Nepal has opened Mount Everest and other Himalayan peaks from Thursday after nearly 5-month closure because of the COVID-19 pandemic, a Tourism Department official confirmed.
All spring season expeditions that typically last from March to May were suspended within the wake of the pandemic.
The government had halted the issuance of climbing permits for expeditions and canceled issued permits for the spring season 2020 on March 13.
An expedition to Everest usually takes 45 to 90 days, a brief climbing window, depending on favorable weather, and usually falls after mid-May.
“The mountains are now open for mountaineers and the department has started issuing climbing permits starting today (Thursday),” said Mira Acharya, director at the Department of Tourism (DoT).
The country has opened 414 peaks for mountaineering purposes.
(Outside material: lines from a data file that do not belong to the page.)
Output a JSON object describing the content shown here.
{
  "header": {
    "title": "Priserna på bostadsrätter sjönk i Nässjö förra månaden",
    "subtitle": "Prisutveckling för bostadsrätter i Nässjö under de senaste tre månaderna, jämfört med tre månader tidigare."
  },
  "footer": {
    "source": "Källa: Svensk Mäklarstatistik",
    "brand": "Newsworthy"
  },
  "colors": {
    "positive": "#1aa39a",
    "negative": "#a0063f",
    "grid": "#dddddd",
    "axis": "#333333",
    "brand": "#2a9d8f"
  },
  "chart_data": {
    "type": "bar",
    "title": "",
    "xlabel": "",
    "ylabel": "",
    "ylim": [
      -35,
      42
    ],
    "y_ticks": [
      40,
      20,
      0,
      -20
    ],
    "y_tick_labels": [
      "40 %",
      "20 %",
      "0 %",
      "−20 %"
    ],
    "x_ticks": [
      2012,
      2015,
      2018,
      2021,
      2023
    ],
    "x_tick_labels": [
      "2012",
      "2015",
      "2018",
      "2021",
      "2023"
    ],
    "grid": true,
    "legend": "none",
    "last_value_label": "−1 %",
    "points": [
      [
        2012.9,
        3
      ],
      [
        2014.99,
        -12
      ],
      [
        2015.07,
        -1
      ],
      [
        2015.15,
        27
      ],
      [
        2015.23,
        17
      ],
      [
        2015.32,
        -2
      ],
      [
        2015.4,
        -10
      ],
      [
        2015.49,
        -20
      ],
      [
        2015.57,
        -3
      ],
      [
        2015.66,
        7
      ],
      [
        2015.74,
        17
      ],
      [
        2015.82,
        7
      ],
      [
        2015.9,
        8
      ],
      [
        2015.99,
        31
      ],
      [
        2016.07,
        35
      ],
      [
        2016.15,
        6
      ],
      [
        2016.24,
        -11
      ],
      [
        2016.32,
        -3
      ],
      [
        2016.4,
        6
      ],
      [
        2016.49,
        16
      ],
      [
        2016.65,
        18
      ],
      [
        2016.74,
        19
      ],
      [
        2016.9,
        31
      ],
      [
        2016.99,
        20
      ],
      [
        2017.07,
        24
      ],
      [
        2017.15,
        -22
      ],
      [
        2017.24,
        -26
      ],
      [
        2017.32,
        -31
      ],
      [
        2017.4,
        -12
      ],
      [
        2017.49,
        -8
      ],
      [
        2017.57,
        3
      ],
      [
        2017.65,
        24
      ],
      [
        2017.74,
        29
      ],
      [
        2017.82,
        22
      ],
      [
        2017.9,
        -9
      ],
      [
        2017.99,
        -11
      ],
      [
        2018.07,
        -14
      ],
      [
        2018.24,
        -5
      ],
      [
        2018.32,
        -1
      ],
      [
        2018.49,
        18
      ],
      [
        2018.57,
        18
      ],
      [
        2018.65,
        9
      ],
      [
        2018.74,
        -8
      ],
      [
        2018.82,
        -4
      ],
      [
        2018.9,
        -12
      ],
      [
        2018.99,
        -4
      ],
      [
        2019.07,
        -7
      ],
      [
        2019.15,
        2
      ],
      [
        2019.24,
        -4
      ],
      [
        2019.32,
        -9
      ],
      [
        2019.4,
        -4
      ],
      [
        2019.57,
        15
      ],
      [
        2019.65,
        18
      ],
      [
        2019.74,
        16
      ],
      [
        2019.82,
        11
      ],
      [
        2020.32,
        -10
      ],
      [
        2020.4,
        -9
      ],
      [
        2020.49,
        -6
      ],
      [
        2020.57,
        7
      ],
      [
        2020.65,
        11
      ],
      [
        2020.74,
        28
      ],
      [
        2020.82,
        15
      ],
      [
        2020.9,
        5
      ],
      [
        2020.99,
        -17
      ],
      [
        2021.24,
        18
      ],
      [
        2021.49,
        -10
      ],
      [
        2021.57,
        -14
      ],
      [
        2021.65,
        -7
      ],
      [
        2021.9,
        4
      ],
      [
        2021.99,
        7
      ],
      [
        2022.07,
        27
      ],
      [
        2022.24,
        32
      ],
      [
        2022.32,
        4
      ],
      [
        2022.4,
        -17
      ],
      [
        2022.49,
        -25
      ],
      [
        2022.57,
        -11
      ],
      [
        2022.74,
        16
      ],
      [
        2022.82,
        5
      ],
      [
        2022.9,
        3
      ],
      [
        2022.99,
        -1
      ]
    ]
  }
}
In line with the relief of economic activities, the govt. has allowed hotels, restaurants, trekking, and mountaineering services to resume operations from Thursday.
Nepal bags over $4 million as royalty from climbers annually.
The DoT collects $5,500 as a climbing permit fee for Mount Everest’s normal route and $5,000 for the other route during autumn.
As the country is gearing up to resume international flights, it’s expecting tourists for the autumn season.
“The quarantine modality remains under discussion due to which we are unable to project the flow of climbers into the country,” Acharya told Xinhua.
The Himalayan nation has so far reported 19,273 coronavirus cases, with 49 deaths.